Francia se enfrenta al derretimiento de sus carreteras por el calor extremo: el asfalto español como referencia
Las olas de calor en Francia están derritiendo el asfalto de sus carreteras, un problema que España ya ha sufrido y resuelto con betunes modificados. La adaptación climática de las infraestructuras se vuelve urgente.
Francia se enfrenta a un problema que España conoce bien: el asfalto de sus carreteras se derrite por el calor extremo. Según informa Xataka, en la marcha cicloturista Quebrantahuesos, en el Pirineo aragonés, ya se han registrado casos de asfalto reblandecido que marca las bicicletas. Ahora, Francia reporta que seis kilómetros de carretera se han derretido debido a las altas temperaturas, lo que obliga a buscar soluciones técnicas.
El fenómeno no es nuevo. En España, las olas de calor recurrentes han llevado a las administraciones a utilizar betunes modificados con polímeros que soportan mejor las altas temperaturas. Estas mezclas, más caras pero más duraderas, se han convertido en un estándar en las zonas más cálidas del país. Francia, con un clima tradicionalmente más templado, no había priorizado esta adaptación, pero las temperaturas récord de los últimos veranos están cambiando el panorama.

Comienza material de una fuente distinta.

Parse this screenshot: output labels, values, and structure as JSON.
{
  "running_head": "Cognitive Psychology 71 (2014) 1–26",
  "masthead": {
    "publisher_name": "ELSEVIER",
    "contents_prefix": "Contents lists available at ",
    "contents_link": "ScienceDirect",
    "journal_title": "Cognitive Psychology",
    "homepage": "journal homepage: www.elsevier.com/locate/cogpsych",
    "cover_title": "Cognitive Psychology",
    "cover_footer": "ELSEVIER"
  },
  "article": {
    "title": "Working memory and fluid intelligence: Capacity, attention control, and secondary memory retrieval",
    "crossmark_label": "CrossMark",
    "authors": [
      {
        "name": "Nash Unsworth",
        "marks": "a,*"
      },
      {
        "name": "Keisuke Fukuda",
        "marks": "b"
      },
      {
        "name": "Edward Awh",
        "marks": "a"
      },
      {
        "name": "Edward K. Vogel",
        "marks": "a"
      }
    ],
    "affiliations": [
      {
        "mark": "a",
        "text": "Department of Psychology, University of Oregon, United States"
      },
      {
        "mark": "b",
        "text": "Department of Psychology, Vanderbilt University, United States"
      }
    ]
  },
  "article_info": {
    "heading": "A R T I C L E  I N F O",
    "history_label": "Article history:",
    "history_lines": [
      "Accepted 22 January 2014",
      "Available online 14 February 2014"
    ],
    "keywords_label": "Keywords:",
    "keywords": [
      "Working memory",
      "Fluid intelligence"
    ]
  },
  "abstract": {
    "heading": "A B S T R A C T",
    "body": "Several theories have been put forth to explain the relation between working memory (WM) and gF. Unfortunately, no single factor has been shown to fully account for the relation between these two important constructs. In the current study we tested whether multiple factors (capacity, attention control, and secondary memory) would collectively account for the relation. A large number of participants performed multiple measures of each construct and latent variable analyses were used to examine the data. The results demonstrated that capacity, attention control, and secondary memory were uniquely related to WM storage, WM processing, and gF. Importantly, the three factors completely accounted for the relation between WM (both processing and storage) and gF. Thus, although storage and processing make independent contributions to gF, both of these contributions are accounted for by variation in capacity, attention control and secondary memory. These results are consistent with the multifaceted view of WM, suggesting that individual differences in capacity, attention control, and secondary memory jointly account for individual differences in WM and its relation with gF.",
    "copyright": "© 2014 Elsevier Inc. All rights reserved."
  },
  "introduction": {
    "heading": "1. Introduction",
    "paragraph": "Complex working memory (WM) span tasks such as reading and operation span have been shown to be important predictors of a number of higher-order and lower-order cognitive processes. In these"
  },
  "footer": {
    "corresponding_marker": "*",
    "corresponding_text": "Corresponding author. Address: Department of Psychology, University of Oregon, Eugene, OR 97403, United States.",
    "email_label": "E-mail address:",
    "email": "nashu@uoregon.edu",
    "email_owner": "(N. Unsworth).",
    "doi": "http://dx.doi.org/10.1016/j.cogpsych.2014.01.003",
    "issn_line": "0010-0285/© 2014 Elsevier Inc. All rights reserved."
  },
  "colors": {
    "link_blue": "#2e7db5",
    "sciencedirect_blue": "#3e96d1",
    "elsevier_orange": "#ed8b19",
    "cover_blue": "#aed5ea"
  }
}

La solución técnica pasa por modificar la composición del asfalto, aumentando su punto de reblandecimiento. Sin embargo, la adaptación no es inmediata: requiere inversión, planificación y voluntad política. Mientras tanto, los ciclistas y conductores franceses sufren las consecuencias de un pavimento que se vuelve peligroso.
Fuentes: - Xataka: "Tenemos seis kilómetros que se han derretido por el calor": ante temperaturas extremas, Francia necesita españolizar sus carreteras
La adaptación climática de infraestructuras es urgente y costosa.
El caso francés ilustra cómo el cambio climático está forzando a países con climas templados a adoptar soluciones que antes parecían exóticas. No se trata de una anécdota, sino de una señal de que las infraestructuras deben rediseñarse para un clima que ya no es el del siglo pasado.
En mi opinión, la "españolización" de las carreteras francesas es un ejemplo de transferencia de conocimiento que debería ser más habitual. Sin embargo, el problema de fondo es que estas adaptaciones son reactivas, no preventivas. Mientras no se incorporen criterios climáticos en los pliegos de licitación de obra pública, seguiremos parcheando en lugar de planificar.
Por último, conviene recordar que el asfalto modificado no es una solución mágica: tiene un coste mayor y una vida útil limitada. La verdadera respuesta a largo plazo pasa por reducir las emisiones que causan el calentamiento, pero mientras tanto, mejor tener carreteras que no se derritan.